The limitations of this study included a small sample size at a single-institution, and retrospective analysis. Further studies with a large sample size are needed to confirm clinical significance of CCBT without fibromatous component. In addition, our study could not discover the origin except adenofibroma and endometriosis. This problem is the future challenge.
In conclusion, through pathological review, 2 cases of CCBT without fibromatous component was reported. CCBT with fibromatous component was rare and needed to be examined by future study.
Acknowledgements
The authors would like to thank Mrs. Ayako Suzuki for collecting samples.
Funding
No funding was received.
Availability of data and materials
The datasets used and/or analyzed during the current study are available from the corresponding author on reasonable request.
Authors' contributions
TH designed the study, performed pathological and immunochemical analysis, collected the data and prepared and revised the manuscript. MM designed the study, performed pathological and immunochemical analysis, and prepared and revised the manuscript. HI, HM, TS, SK, HI, and RS collected the data. HT performed pathological and immunochemical analysis. TH and MM confirmed the authenticity of the raw data. MT designed the study, and prepared and revised the manuscript. All authors read and approved the final version of the manuscript.

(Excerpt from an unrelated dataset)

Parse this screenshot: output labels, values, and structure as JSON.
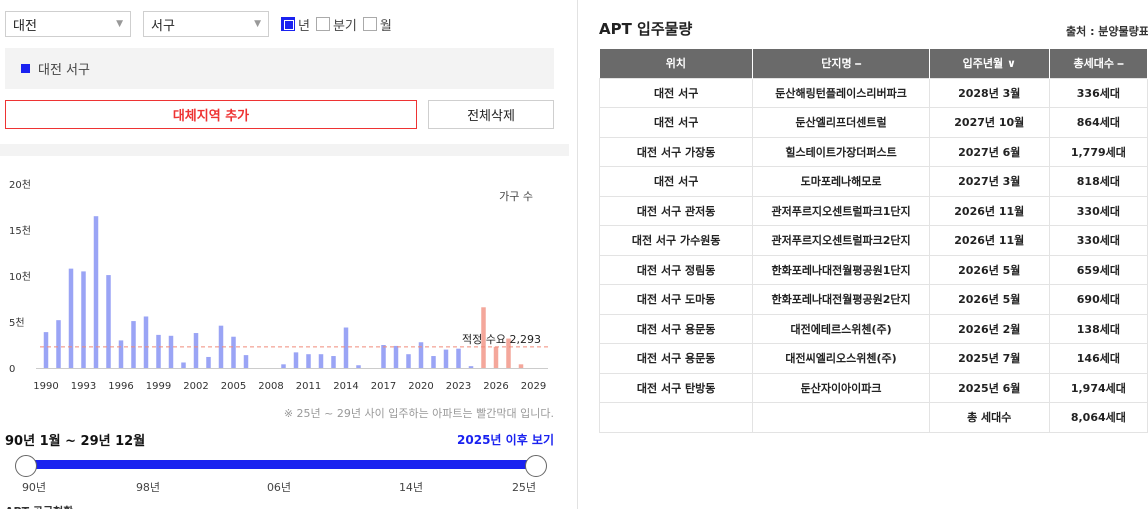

Ethics approval and consent to participate
All procedures performed in studies involving human participants were in accordance with the ethical standards of the National Defense Medical Collage hospital and with the 1964 Helsinki declaration and its later amendments or comparable ethical standards. For this type of study formal consent is not required.
Patient consent for publication
Not applicable.
Competing interests
All authors declare that they have no competing interests.